Elle indique par ailleurs que, sur le plan fiscal, la cession de titres d'une société à prépondérance immobilière est soumise à la formalité de l'enregistrement, à la plus-value immobilière et taxée comme une cession d'immeuble. Elle fait enfin valoir que les dispositions de l'article L.213-1 du code de l'urbanisme relatives au droit de préemption s'appliquent, comme pour tout immeuble.
#7 Néanmoins, la cession de parts sociales constitue au regard du droit civil une action mobilière et ni l'objet social de la société Lorient Camaruche, ni les règles particulières précédemment évoquées ne sont de nature à modifier la nature de l'action qui fait l'objet du litige opposant la SAS Val de France Immo et la SCI Holding Barbara. Il est également indifférent sur ce point que la promesse de cession de parts sociales du 20 février 2018 ait prévu une condition suspensive relative à l'exercice du droit de préemption prévu par le conseil territorial de la collectivité de [Localité 4].

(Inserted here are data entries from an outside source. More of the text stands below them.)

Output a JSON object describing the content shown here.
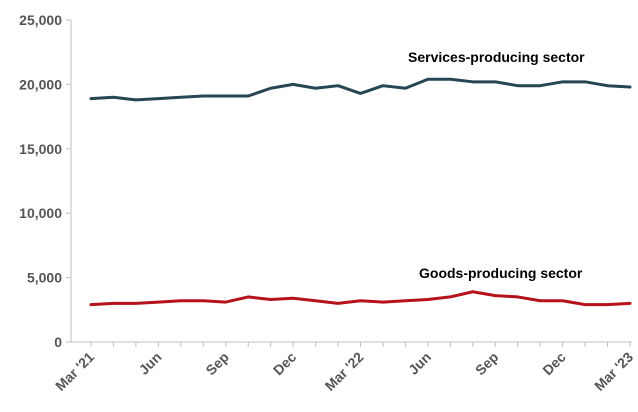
{
  "chart_data": {
    "type": "line",
    "title": "",
    "xlabel": "",
    "ylabel": "",
    "ylim": [
      0,
      25000
    ],
    "yticks": [
      0,
      5000,
      10000,
      15000,
      20000,
      25000
    ],
    "ytick_labels": [
      "0",
      "5,000",
      "10,000",
      "15,000",
      "20,000",
      "25,000"
    ],
    "x": [
      "Mar '21",
      "Apr '21",
      "May '21",
      "Jun '21",
      "Jul '21",
      "Aug '21",
      "Sep '21",
      "Oct '21",
      "Nov '21",
      "Dec '21",
      "Jan '22",
      "Feb '22",
      "Mar '22",
      "Apr '22",
      "May '22",
      "Jun '22",
      "Jul '22",
      "Aug '22",
      "Sep '22",
      "Oct '22",
      "Nov '22",
      "Dec '22",
      "Jan '23",
      "Feb '23",
      "Mar '23"
    ],
    "xtick_labels": [
      {
        "index": 0,
        "label": "Mar '21"
      },
      {
        "index": 3,
        "label": "Jun"
      },
      {
        "index": 6,
        "label": "Sep"
      },
      {
        "index": 9,
        "label": "Dec"
      },
      {
        "index": 12,
        "label": "Mar '22"
      },
      {
        "index": 15,
        "label": "Jun"
      },
      {
        "index": 18,
        "label": "Sep"
      },
      {
        "index": 21,
        "label": "Dec"
      },
      {
        "index": 24,
        "label": "Mar '23"
      }
    ],
    "grid": false,
    "legend": "none",
    "series": [
      {
        "name": "Services-producing sector",
        "color": "#264653",
        "values": [
          18900,
          19000,
          18800,
          18900,
          19000,
          19100,
          19100,
          19100,
          19700,
          20000,
          19700,
          19900,
          19300,
          19900,
          19700,
          20400,
          20400,
          20200,
          20200,
          19900,
          19900,
          20200,
          20200,
          19900,
          19800
        ]
      },
      {
        "name": "Goods-producing sector",
        "color": "#b5121b",
        "values": [
          2900,
          3000,
          3000,
          3100,
          3200,
          3200,
          3100,
          3500,
          3300,
          3400,
          3200,
          3000,
          3200,
          3100,
          3200,
          3300,
          3500,
          3900,
          3600,
          3500,
          3200,
          3200,
          2900,
          2900,
          3000
        ]
      }
    ]
  }
}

L'ordonnance déférée sera donc confirmée en ce qu'elle a considéré que l'article 44 du code de procédure civile n'était pas applicable en l'espèce.

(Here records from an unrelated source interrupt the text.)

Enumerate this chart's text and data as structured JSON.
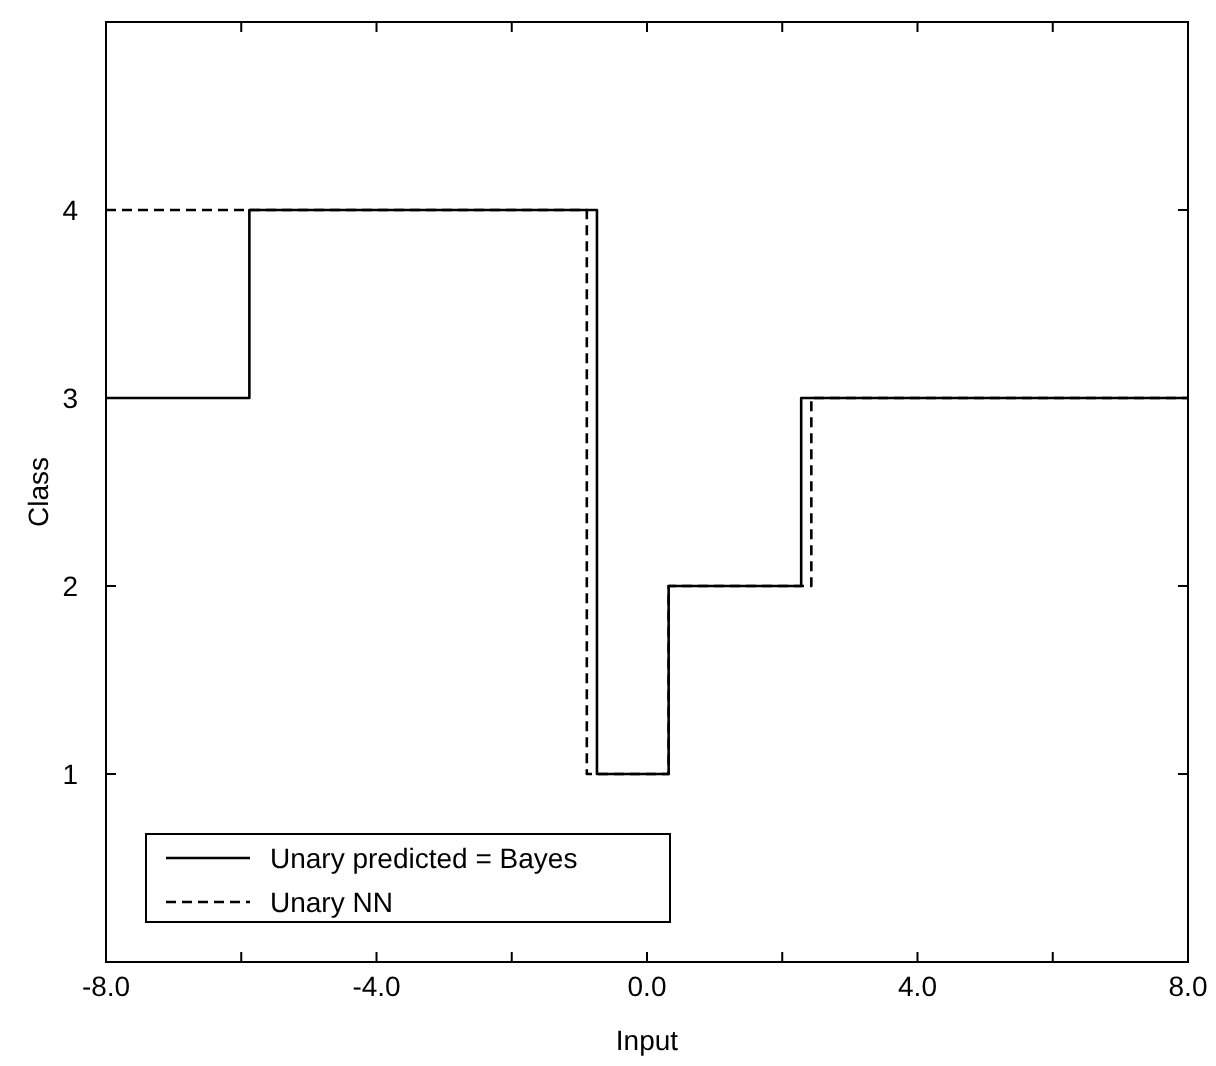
{
  "chart_data": {
    "type": "step",
    "xlabel": "Input",
    "ylabel": "Class",
    "xlim": [
      -8,
      8
    ],
    "ylim": [
      0,
      5
    ],
    "xticks": [
      {
        "value": -8,
        "label": "-8.0"
      },
      {
        "value": -6,
        "label": null
      },
      {
        "value": -4,
        "label": "-4.0"
      },
      {
        "value": -2,
        "label": null
      },
      {
        "value": 0,
        "label": "0.0"
      },
      {
        "value": 2,
        "label": null
      },
      {
        "value": 4,
        "label": "4.0"
      },
      {
        "value": 6,
        "label": null
      },
      {
        "value": 8,
        "label": "8.0"
      }
    ],
    "yticks": [
      1,
      2,
      3,
      4
    ],
    "grid": false,
    "legend": "bottom left",
    "series": [
      {
        "name": "Unary predicted = Bayes",
        "color": "#000000",
        "line_style": "solid",
        "x": [
          -8,
          -5.88,
          -0.74,
          0.32,
          2.28,
          8
        ],
        "values": [
          3,
          4,
          1,
          2,
          3,
          3
        ]
      },
      {
        "name": "Unary NN",
        "color": "#000000",
        "line_style": "dashed",
        "x": [
          -8,
          -0.89,
          0.32,
          2.43,
          8
        ],
        "values": [
          4,
          1,
          2,
          3,
          3
        ]
      }
    ]
  }
}
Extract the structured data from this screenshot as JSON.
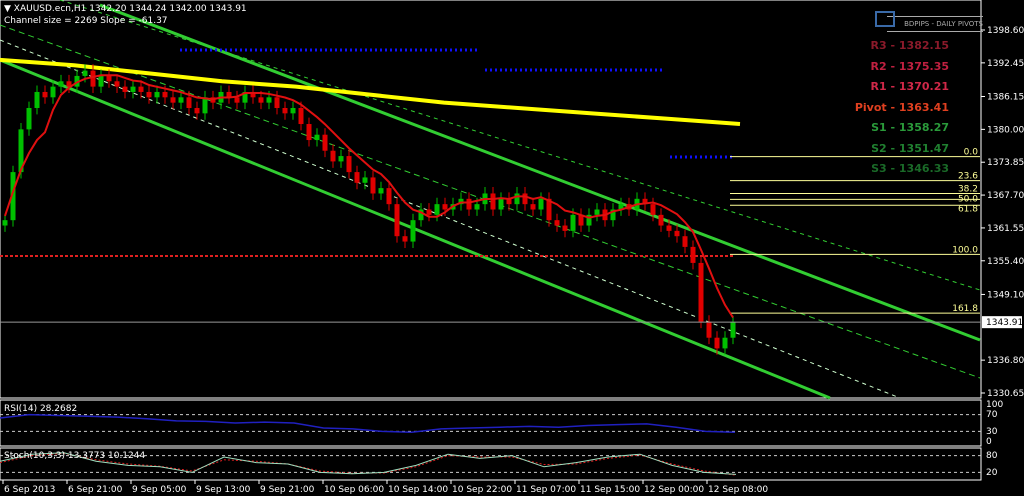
{
  "header": {
    "symbol_line": "XAUUSD.ecn,H1  1342.20 1344.24 1342.00 1343.91",
    "channel_info": "Channel size = 2269 Slope = -61.37"
  },
  "pivots": {
    "title": "BDPIPS - DAILY PIVOTS",
    "levels": [
      {
        "label": "R3 - 1382.15",
        "color": "#8b1a2a"
      },
      {
        "label": "R2 - 1375.35",
        "color": "#c02040"
      },
      {
        "label": "R1 - 1370.21",
        "color": "#d02848"
      },
      {
        "label": "Pivot - 1363.41",
        "color": "#e04020"
      },
      {
        "label": "S1 - 1358.27",
        "color": "#2a9a3a"
      },
      {
        "label": "S2 - 1351.47",
        "color": "#208030"
      },
      {
        "label": "S3 - 1346.33",
        "color": "#1a6a28"
      }
    ]
  },
  "fib_levels": [
    {
      "label": "0.0",
      "price": 1374.9
    },
    {
      "label": "23.6",
      "price": 1370.4
    },
    {
      "label": "38.2",
      "price": 1368.0
    },
    {
      "label": "50.0",
      "price": 1366.9
    },
    {
      "label": "61.8",
      "price": 1365.8
    },
    {
      "label": "100.0",
      "price": 1356.6
    },
    {
      "label": "161.8",
      "price": 1345.6
    }
  ],
  "chart_data": {
    "type": "candlestick",
    "symbol": "XAUUSD.ecn",
    "timeframe": "H1",
    "ohlc_last": {
      "open": 1342.2,
      "high": 1344.24,
      "low": 1342.0,
      "close": 1343.91
    },
    "price_axis": {
      "ticks": [
        "1398.60",
        "1392.45",
        "1386.15",
        "1380.00",
        "1373.85",
        "1367.70",
        "1361.55",
        "1355.40",
        "1349.10",
        "1343.91",
        "1336.80",
        "1330.65"
      ],
      "range": [
        1330.65,
        1398.6
      ]
    },
    "current_price_label": "1343.91",
    "time_axis": [
      "6 Sep 2013",
      "6 Sep 21:00",
      "9 Sep 05:00",
      "9 Sep 13:00",
      "9 Sep 21:00",
      "10 Sep 06:00",
      "10 Sep 14:00",
      "10 Sep 22:00",
      "11 Sep 07:00",
      "11 Sep 15:00",
      "12 Sep 00:00",
      "12 Sep 08:00"
    ],
    "closes": [
      1363,
      1372,
      1380,
      1384,
      1387,
      1386,
      1388,
      1389,
      1388,
      1390,
      1391,
      1388,
      1390,
      1389,
      1388,
      1387,
      1388,
      1387,
      1386,
      1387,
      1386,
      1385,
      1386,
      1384,
      1383,
      1386,
      1385,
      1387,
      1386,
      1385,
      1387,
      1386,
      1385,
      1386,
      1384,
      1383,
      1384,
      1381,
      1378,
      1379,
      1376,
      1374,
      1375,
      1372,
      1370,
      1371,
      1368,
      1369,
      1366,
      1360,
      1359,
      1363,
      1365,
      1364,
      1366,
      1365,
      1366,
      1367,
      1365,
      1366,
      1368,
      1365,
      1367,
      1366,
      1368,
      1366,
      1365,
      1367,
      1363,
      1362,
      1361,
      1364,
      1362,
      1364,
      1365,
      1363,
      1365,
      1366,
      1365,
      1367,
      1366,
      1364,
      1362,
      1361,
      1360,
      1358,
      1355,
      1344,
      1341,
      1339,
      1341,
      1343.91
    ],
    "ma_slow": [
      1393,
      1392,
      1390.5,
      1389,
      1388,
      1386.5,
      1385,
      1384,
      1383,
      1382,
      1381
    ],
    "colors": {
      "bull": "#00c000",
      "bear": "#e00000",
      "ma_slow": "#ffff00",
      "ma_fast": "#e01010",
      "channel": "#32cd32",
      "pivot_dots": "#1010ff",
      "fib": "#ffff99"
    },
    "rsi": {
      "label": "RSI(14) 28.2682",
      "levels": [
        "100",
        "70",
        "30",
        "0"
      ],
      "values": [
        62,
        70,
        68,
        66,
        64,
        60,
        55,
        54,
        50,
        52,
        50,
        38,
        36,
        30,
        28,
        36,
        38,
        40,
        42,
        40,
        44,
        46,
        48,
        40,
        30,
        28
      ]
    },
    "stoch": {
      "label": "Stoch(10,3,3) 13.3773 10.1244",
      "levels": [
        "80",
        "20"
      ],
      "main": [
        60,
        85,
        90,
        60,
        45,
        40,
        20,
        75,
        55,
        50,
        20,
        15,
        20,
        45,
        85,
        70,
        80,
        40,
        55,
        75,
        85,
        45,
        20,
        13
      ],
      "signal": [
        55,
        80,
        88,
        65,
        50,
        42,
        25,
        65,
        60,
        50,
        25,
        17,
        18,
        40,
        80,
        75,
        75,
        48,
        50,
        70,
        82,
        50,
        25,
        10
      ]
    }
  }
}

Sur la compétence liée au lieu d'exécution du contrat :
L'article 46 du code de procédure civile dispose que le demandeur peut saisir à son choix, outre la juridiction du lieu où demeure le défendeur :
- en matière contractuelle, la juridiction du lieu de la livraison effective de la chose ou du lieu de l'exécution de la prestation de service ;
- en matière délictuelle, la juridiction du lieu du fait dommageable ou celle dans le ressort de laquelle le dommage a été subi ;
- en matière mixte, la juridiction du lieu où est situé l'immeuble ;
- en matière d'aliments ou de contribution aux charges du mariage, la juridiction du lieu où demeure le créancier.
Sur le fondement de ce texte, la SCI Holding Barbara soutient qu'eu égard à la nature contractuelle du litige, elle pouvait au choix saisir la juridiction du siège social de la défenderesse ou celle du lieu de livraison de la chose ou d'exécution du contrat, que cette livraison ou cette prestation aient ou non été effectuées.
S'il n'est pas contestable qu'en l'espèce le litige est bien relatif à l'exécution d'une obligation contractuelle, la réalisation forcée d'une cession de parts sociales ne constitue ni la livraison d'une chose, ni l'exécution d'une prestation de service au sens de l'article 46 précité.
Il est par ailleurs inopérant que la cession de parts sociales ait concerné une société à prépondérance immobilière dès lors que cette cession n'impliquait aucune livraison effective de l'immeuble.
Dès lors, l'ordonnance déférée sera confirmée en ce qu'elle a considéré que l'article 46 du code de procédure civile n'était pas applicable en l'espèce et que la juridiction compétente était celle du lieu dans lequel se trouve le siège social de la SAS Val de France Immo, soit en l'espèce le tribunal judiciaire de Versailles.
Sur les dépens et l'article 700 du code de procédure civile :
#8 La SCI Holding Barbara, qui succombe dans toutes ses prétentions, sera condamnée aux entiers dépens de l'instance d'appel.
Elle sera également condamnée à payer à la SAS Val de France Immo la somme de 3.000 euros sur le fondement de l'article 700 du code de procédure civile et déboutée de sa propre demande à ce titre.
Enfin, les dispositions de l'ordonnance contestée seront confirmées.
Dispositif
PAR CES MOTIFS
La cour statuant publiquement, contradictoirement, par arrêt rendu par mise à disposition au greffe,
Confirme l'ordonnance du 10 mai 2021 dans toutes ses dispositions,
Y ajoutant,
Condamne la SCI Holding Barbara à payer à la SAS Val de France Immo la somme de 3.000 euros sur le fondement de l'article 700 du code de procédure civile,
La déboute de sa propre demande à ce titre,
Condamne la SCI Holding Barbara aux entiers dépens de l'instance d'appel.